I capelli biondi, raccolti nella coda di cavallo, ondeggiano ritmicamente mentre Martina ruota il capo inspirando a occhi chiusi. Tuffa il naso nella cesta e lo affonda tra le mele dell’orto, piccole, colorate, opache, alcune puntinate, altre difformi, che, emerse dal freddo della cantina, a due mesi dal raccolto, ritornano in vita liberando un effluvio di bacche rosse, petali di rosa, piccoli fiori.

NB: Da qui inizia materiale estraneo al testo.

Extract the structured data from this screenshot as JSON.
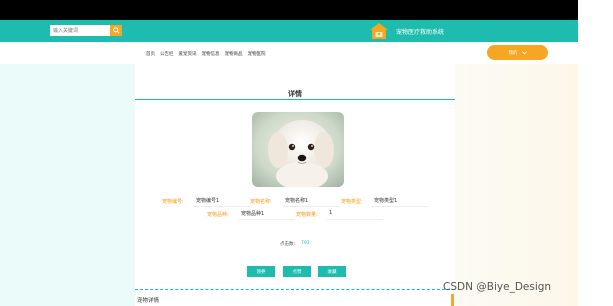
{
  "header": {
    "search_placeholder": "输入关键词",
    "site_title": "宠物医疗救助系统",
    "search_icon": "search-icon",
    "logo_icon": "house-logo"
  },
  "nav": {
    "links": [
      "首页",
      "公告栏",
      "爱宠资讯",
      "宠物信息",
      "宠物商品",
      "宠物医院"
    ],
    "user_label": "我的"
  },
  "detail": {
    "title": "详情",
    "fields": [
      {
        "label": "宠物编号:",
        "value": "宠物编号1"
      },
      {
        "label": "宠物名称:",
        "value": "宠物名称1"
      },
      {
        "label": "宠物类型:",
        "value": "宠物类型1"
      },
      {
        "label": "宠物品种:",
        "value": "宠物品种1"
      },
      {
        "label": "宠物数量:",
        "value": "1"
      }
    ],
    "clicks_label": "点击数:",
    "clicks_value": "793",
    "buttons": [
      "领养",
      "点赞",
      "收藏"
    ],
    "section_label": "宠物详情"
  },
  "watermark": "CSDN @Biye_Design",
  "colors": {
    "teal": "#1dbcae",
    "orange": "#f5a623",
    "label_orange": "#f39c12"
  }
}
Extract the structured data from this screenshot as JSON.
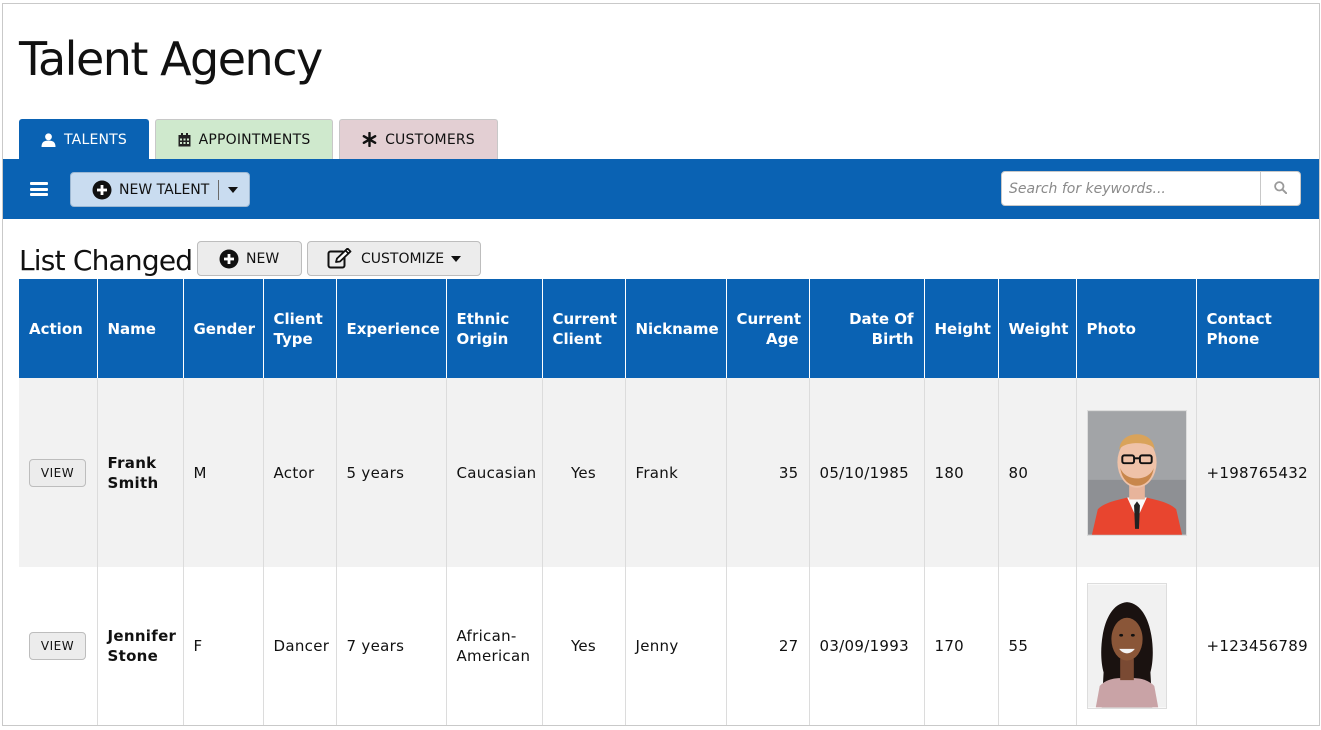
{
  "app": {
    "title": "Talent Agency"
  },
  "tabs": [
    {
      "label": "TALENTS",
      "icon": "user-icon",
      "active": true,
      "color": "#0a62b3"
    },
    {
      "label": "APPOINTMENTS",
      "icon": "calendar-icon",
      "active": false,
      "color": "#cfe9cd"
    },
    {
      "label": "CUSTOMERS",
      "icon": "asterisk-icon",
      "active": false,
      "color": "#e3cfd3"
    }
  ],
  "toolbar": {
    "menu_icon": "hamburger-icon",
    "new_button_label": "NEW TALENT",
    "search_placeholder": "Search for keywords...",
    "search_icon": "search-icon",
    "color": "#0a62b3"
  },
  "list": {
    "title": "List Changed",
    "new_label": "NEW",
    "customize_label": "CUSTOMIZE"
  },
  "table": {
    "columns": [
      "Action",
      "Name",
      "Gender",
      "Client Type",
      "Experience",
      "Ethnic Origin",
      "Current Client",
      "Nickname",
      "Current Age",
      "Date Of Birth",
      "Height",
      "Weight",
      "Photo",
      "Contact Phone"
    ],
    "rows": [
      {
        "action": "VIEW",
        "name": "Frank Smith",
        "gender": "M",
        "client_type": "Actor",
        "experience": "5 years",
        "ethnic_origin": "Caucasian",
        "current_client": "Yes",
        "nickname": "Frank",
        "current_age": "35",
        "dob": "05/10/1985",
        "height": "180",
        "weight": "80",
        "photo": "man-portrait-photo",
        "phone": "+198765432"
      },
      {
        "action": "VIEW",
        "name": "Jennifer Stone",
        "gender": "F",
        "client_type": "Dancer",
        "experience": "7 years",
        "ethnic_origin": "African-American",
        "current_client": "Yes",
        "nickname": "Jenny",
        "current_age": "27",
        "dob": "03/09/1993",
        "height": "170",
        "weight": "55",
        "photo": "woman-portrait-photo",
        "phone": "+123456789"
      }
    ]
  }
}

Estrae dalla borsa la mela marca Melissa, che aveva conservato per pranzo, enorme, turgida, quasi tonda, liscia, lucida e totalmente inodore, e la ripone nell’armadietto, in cui si conserverà incorruttibile per mesi.
Le mele della cesta sono state staccate da un albero grosso e nodoso, più vecchio di lei, ai margini di un campo di collina, non hanno ricevuto alcun pesticida e si sono affidate solamente al sole, al vento e alla pioggia.
La mela col bollino è cresciuta su un graticcio, da un ramo grande come un pollice, nutrito a forza da un tubo che rilascia goccia a goccia acqua e fertilizzanti, ha subito cinquanta trattamenti con una quindicina di fitofarmaci ed è stata infilata in una cella frigorifera con atmosfera controllata appena dopo la raccolta.
Profumo e sapore sono parenti. Le mele dell’orto infatti, a ogni morso, riempiono la bocca di aromi di rara persistenza, quelle da agricoltura intensiva non hanno semplicemente alcun gusto. Perché le sostanze aromatiche fanno parte del metabolismo primario della pianta che, se non la si aiuta, si aiuta da sola, producendo dovizia di elementi nutritivi e odorosi. La mela coccolata da acqua, sali e veleni invece cresce ma non matura.
Martina affonda i denti nel piccolo frutto bitorzoluto e mastica scuotendo la testa, persuasa che la maggior parte dell’umanità non abbia alcuna speranza, almeno rispetto al sapore.